Over the past decade, Amazon has transformed itself from a seller of books online to the place Americans turn to when they want to search and buy just about anything — from diapers to flat-screen TVs. In some cities, Amazon has started delivering fresh groceries. With each product search that starts on Amazon instead of Google, the search giant’s main business of selling ads alongside search results weakens.
Though Google over the years had experimented with letting consumers buy goods with the help of services such as Google Wallet and Google Checkout, it accelerated this strategy in 2013 with Shopping Express. The service lets shoppers buy things from local retail stores through Google, which then delivers them to consumers from the physical retail store on the same or next day.
A source familiar with the company’s plans says senior Google execs have set aside as much as $500 million to expand the service nationwide. Google declined to comment on the size of the investment but made no secret of its ambition.
“You can very much expect that we are putting a lot of money into this and we’re excited and willing to sustain that investment over time as this gets going,” said Tom Fallows, head of Google Shopping Express.
Investment so far has gone toward the marketing of the service in each new city and the buildup of a fleet of delivery vehicles, as well as toward paying for a network of couriers and workers to pack up the goods in stores and deliver packages to shoppers’ doorsteps.
The service gives Google a crack at the $600 billion grocery market.
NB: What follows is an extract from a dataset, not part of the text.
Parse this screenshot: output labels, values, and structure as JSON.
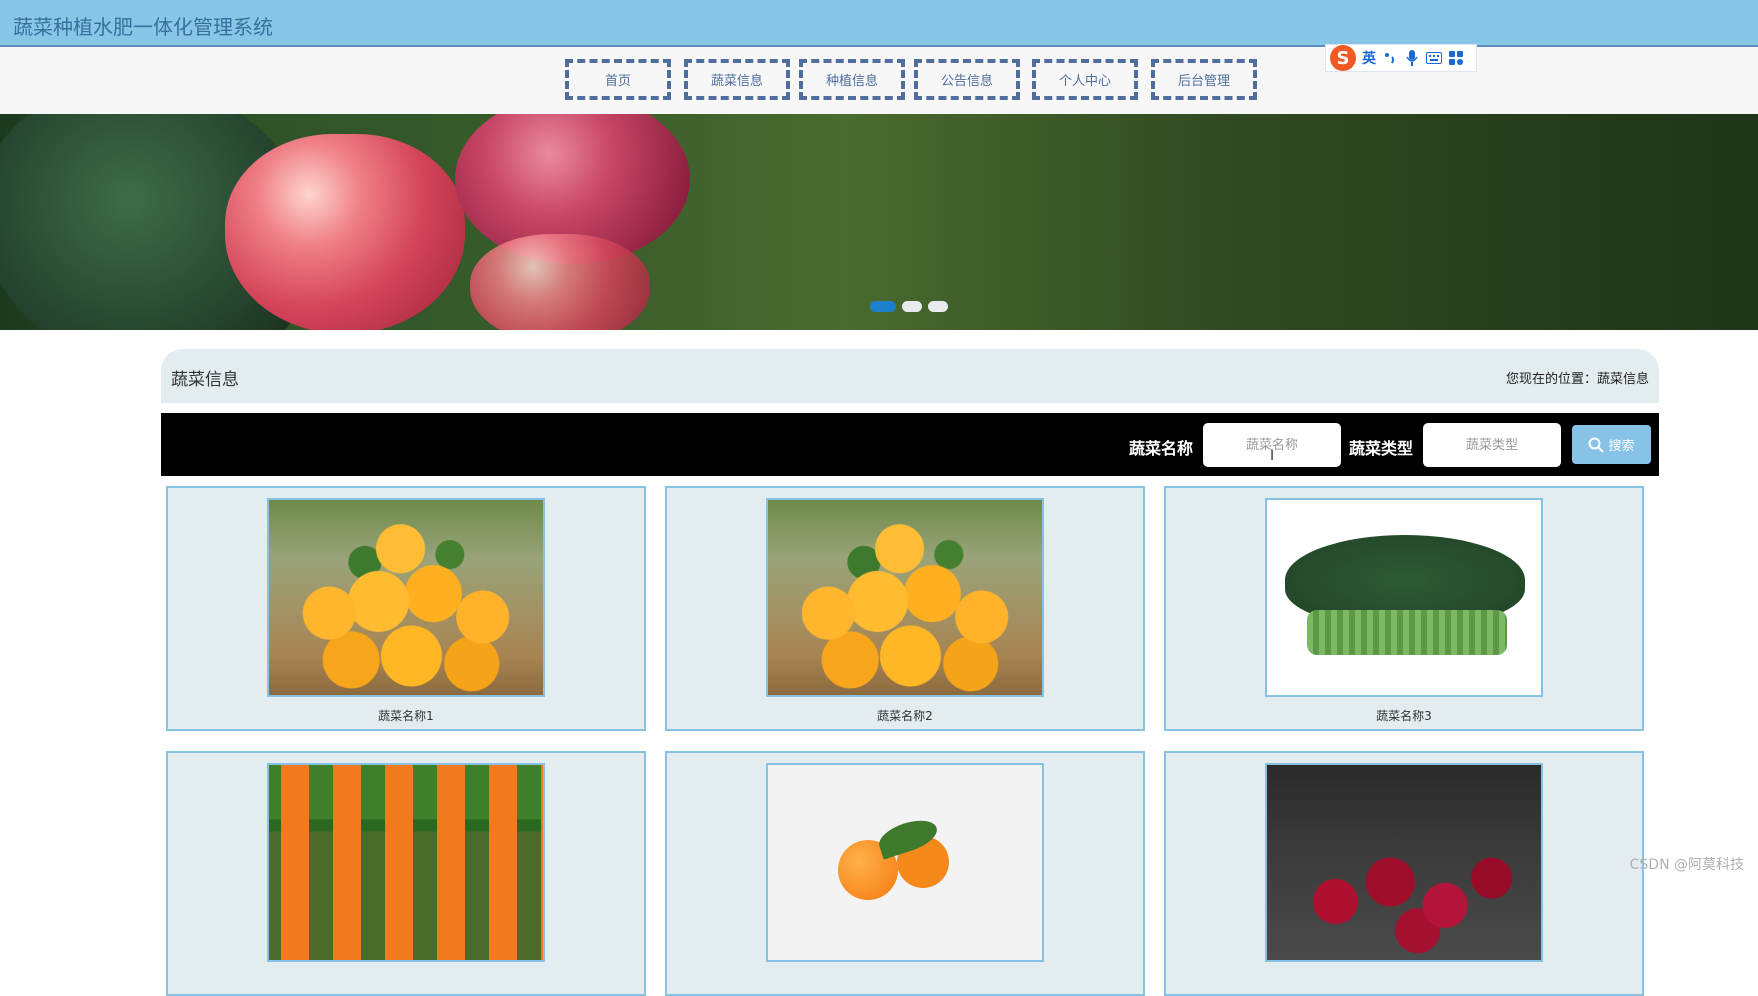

Also at stake is a large piece of the $3.5 billion in so-called direct-response digital ads that research firm eMarketer expects consumer package goods companies and electronics brands to spend in the U.S. in 2014. This category of ads, which includes search ads, is meant to influence online shoppers to perform specific tasks, such as signing up for email newsletters or making an online purchase.
“Google can’t give up on product search and this is another pathway to closing the loop for advertisers,” said Keith Anderson, a vice president at the consulting firm RetailNet Group. “They failed on the payments side in stores, but if they can use expedited delivery as a way to get it then they’ll keep on being willing to spend.”
This is a big bet:
“We are trying to democratize the world of same-day delivery.” ~Tom Fallows, head of Google Shopping Express
“Why wouldn’t Google just eliminate the merchant from the middle?” said Faisal Masud, e-commerce chief at Staples.
Fallows, for his part, was adamant that Google will not pursue this strategy.
“Very firmly no,” he said. “Google is a platform and partnership business. We can’t say that strongly enough.”
That Google is willing to put at least $500 million into this effort shows that Webvan was too early AND undercapitalized.
The big question I have is: Can Uber enter this market?